Unfortunately, Steve Sullivan did not mesh with Malkin and Neal. Sullivan is at the point in his career where he needs to skate alongside a great player to be successful. Malkin is indeed a great player, but his style is a stark contrast to Sullivan’s. The off-season acquisition is a straight line player who thrives on speed and precision. He will find it much easier to play alongside Crosby and could even experience a boost if placed with Jordan Staal.
Secondary scoring was a major reason why the Penguins were able to earn a point in every game. Cooke especially was a pleasant surprise as he scored two goals against Vancouver. The controversial player didn’t notch his second tally until the tenth game of last season.
Tyler Kennedy slotted his first of the season against the Flames. While not overly impressive, the 21-goal-scorer did look dangerous with the puck in spurts. The opposite can be said for Pascal Dupuis and Mark Letestu.

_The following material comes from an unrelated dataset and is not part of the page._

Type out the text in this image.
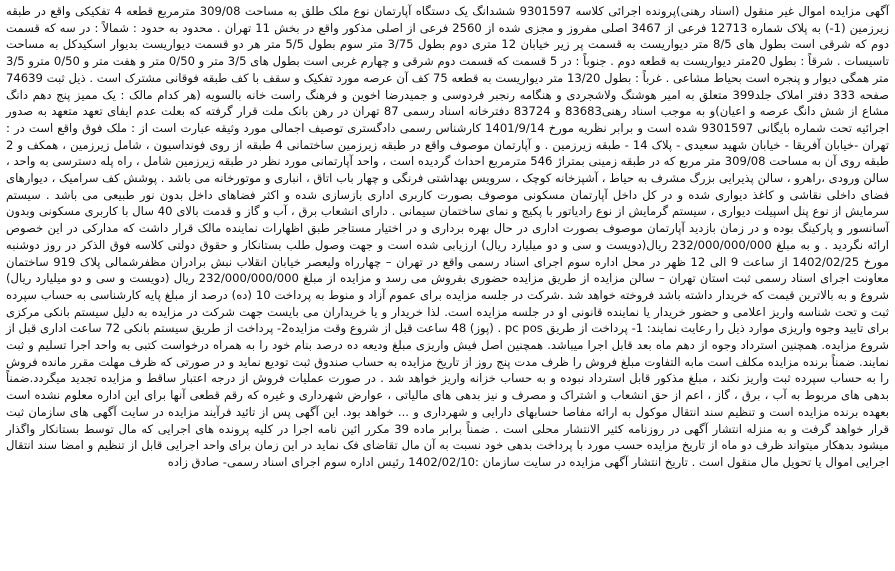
آگهی مزایده اموال غیر منقول (اسناد رهنی)پرونده اجرائی کلاسه 9301597 ششدانگ یک دستگاه آپارتمان نوع ملک طلق به مساحت 309/08 مترمربع قطعه 4 تفکیکی واقع در طبقه زیرزمین (1-) به پلاک شماره 12713 فرعی از 3467 اصلی مفروز و مجزی شده از 2560 فرعی از اصلی مذکور واقع در بخش 11 تهران . محدود به حدود : شمالاً : در سه که قسمت دوم که شرقی است بطول های 8/5 متر دیواریست به قسمت پر زیر خیابان 12 متری دوم بطول 3/75 متر سوم بطول 5/5 متر هر دو قسمت دیواریست بدیوار اسکیدکل به مساحت تاسیسات . شرقاً : بطول 20متر دیواریست به قطعه دوم . جنوباً : در 5 قسمت که قسمت دوم شرقی و چهارم غربی است بطول های 3/5 متر و 0/50 متر و هفت متر و 0/50 مترو 3/5 متر همگی دیوار و پنجره است بحیاط مشاعی . غرباً : بطول 13/20 متر دیواریست به قطعه 75 کف آن عرصه مورد تفکیک و سقف با کف طبقه فوقانی مشترک است . ذیل ثبت 74639 صفحه 333 دفتر املاک جلد399 متعلق به امیر هوشنگ ولاشجردی و هنگامه رنجبر فردوسی و جمیدرضا اخوین و فرهنگ راست خانه بالسویه (هر کدام مالک : یک ممیز پنج دهم دانگ مشاع از شش دانگ عرصه و اعیان)و به موجب اسناد رهنی83683 و 83724 دفترخانه اسناد رسمی 87 تهران در رهن بانک ملت قرار گرفته که بعلت عدم ایفای تعهد متعهد به صدور اجرائیه تحت شماره بایگانی 9301597 شده است و برابر نظریه مورخ 1401/9/14 کارشناس رسمی دادگستری توصیف اجمالی مورد وثیقه عبارت است از : ملک فوق واقع است در : تهران -خیابان آفریقا - خیابان شهید سعیدی - پلاک 14 - طبقه زیرزمین . و آپارتمان موصوف واقع در طبقه زیرزمین ساختمانی 4 طبقه از روی فونداسیون ، شامل زیرزمین ، همکف و 2 طبقه روی آن به مساحت 309/08 متر مربع که در طبقه زمینی بمتراژ 546 مترمربع احداث گردیده است ، واحد آپارتمانی مورد نظر در طبقه زیرزمین شامل ، راه پله دسترسی به واحد ، سالن ورودی ،راهرو ، سالن پذیرایی بزرگ مشرف به حیاط ، آشپزخانه کوچک ، سرویس بهداشتی فرنگی و چهار باب اتاق ، انباری و موتورخانه می باشد . پوشش کف سرامیک ، دیوارهای فضای داخلی نقاشی و کاغذ دیواری شده و در کل داخل آپارتمان مسکونی موصوف بصورت کاربری اداری بازسازی شده و اکثر فضاهای داخل بدون نور طبیعی می باشد . سیستم سرمایش از نوع پنل اسپیلت دیواری ، سیستم گرمایش از نوع رادیاتور با پکیج و نمای ساختمان سیمانی . دارای انشعاب برق ، آب و گاز و قدمت بالای 40 سال با کاربری مسکونی وبدون آسانسور و پارکینگ بوده و در زمان بازدید آپارتمان موصوف بصورت اداری در حال بهره برداری و در اختیار مستاجر طبق اظهارات نماینده مالک قرار داشت که مدارکی در این خصوص ارائه نگردید . و به مبلغ 232/000/000/000 ریال(دویست و سی و دو میلیارد ریال) ارزیابی شده است و جهت وصول طلب بستانکار و حقوق دولتی کلاسه فوق الذکر در روز دوشنبه مورخ 1402/02/25 از ساعت 9 الی 12 ظهر در محل اداره سوم اجرای اسناد رسمی واقع در تهران – چهارراه ولیعصر خیابان انقلاب نبش برادران مظفرشمالی پلاک 919 ساختمان معاونت اجرای اسناد رسمی ثبت استان تهران – سالن مزایده از طریق مزایده حضوری بفروش می رسد و مزایده از مبلغ 232/000/000/000 ریال (دویست و سی و دو میلیارد ریال) شروع و به بالاترین قیمت که خریدار داشته باشد فروخته خواهد شد .شرکت در جلسه مزایده برای عموم آزاد و منوط به پرداخت 10 (ده) درصد از مبلغ پایه کارشناسی به حساب سپرده ثبت و تحت شناسه واریز اعلامی و حضور خریدار یا نماینده قانونی او در جلسه مزایده است. لذا خریدار و یا خریداران می بایست جهت شرکت در مزایده به دلیل سیستم بانکی مرکزی برای تایید وجوه واریزی موارد ذیل را رعایت نمایند: 1- پرداخت از طریق pc pos . (پوز) 48 ساعت قبل از شروع وقت مزایده2- پرداخت از طریق سیستم بانکی 72 ساعت اداری قبل از شروع مزایده. همچنین استرداد وجوه از دهم ماه بعد قابل اجرا میباشد. همچنین اصل فیش واریزی مبلغ ودیعه ده درصد بنام خود را به همراه درخواست کتبی به واحد اجرا تسلیم و ثبت نمایند. ضمناً برنده مزایده مکلف است مابه التفاوت مبلغ فروش را ظرف مدت پنج روز از تاریخ مزایده به حساب صندوق ثبت تودیع نماید و در صورتی که ظرف مهلت مقرر مانده فروش را به حساب سپرده ثبت واریز نکند ، مبلغ مذکور قابل استرداد نبوده و به حساب خزانه واریز خواهد شد . در صورت عملیات فروش از درجه اعتبار ساقط و مزایده تجدید میگردد.ضمناً بدهی های مربوط به آب ، برق ، گاز ، اعم از حق انشعاب و اشتراک و مصرف و نیز بدهی های مالیاتی ، عوارض شهرداری و غیره که رقم قطعی آنها برای این اداره معلوم نشده است بعهده برنده مزایده است و تنظیم سند انتقال موکول به ارائه مفاصا حسابهای دارایی و شهرداری و ... خواهد بود. این آگهی پس از تائید فرآیند مزایده در سایت آگهی های سازمان ثبت قرار خواهد گرفت و به منزله انتشار آگهی در روزنامه کثیر الانتشار محلی است . ضمناً برابر ماده 39 مکرر ائین نامه اجرا در کلیه پرونده های اجرایی که مال توسط بستانکار واگذار میشود بدهکار میتواند ظرف دو ماه از تاریخ مزایده حسب مورد با پرداخت بدهی خود نسبت به آن مال تقاضای فک نماید در این زمان برای واحد اجرایی قابل از تنظیم و امضا سند انتقال اجرایی اموال یا تحویل مال منقول است . تاریخ انتشار آگهی مزایده در سایت سازمان :1402/02/10 رئیس اداره سوم اجرای اسناد رسمی- صادق زاده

Letestu struggled in camp and has looked slow during the regular season. He relies on his craftiness, brains, and hard shot to be successful. None of those traits came into play this weekend—as was evidence by his poor decision making in front of a gaping Edmonton net last night. If he does not step up his game Joe Vitale could have a permanent locker spot in the NHL.
Overall the trip was a success. Giving up over 30 shots per game is disappointing but pulling down five of six points means that the Pens are getting the job done. One concern is the team’s tendency to surrender leads late. Pittsburgh has been outshot 39-31 in the third period this year and surrendered leads to both Vancouver and Edmonton in the third period.
Last year this team made a habit of falling apart late. A repeat performance cannot happen if the Penguins want to make it back to the Stanley Cup Finals.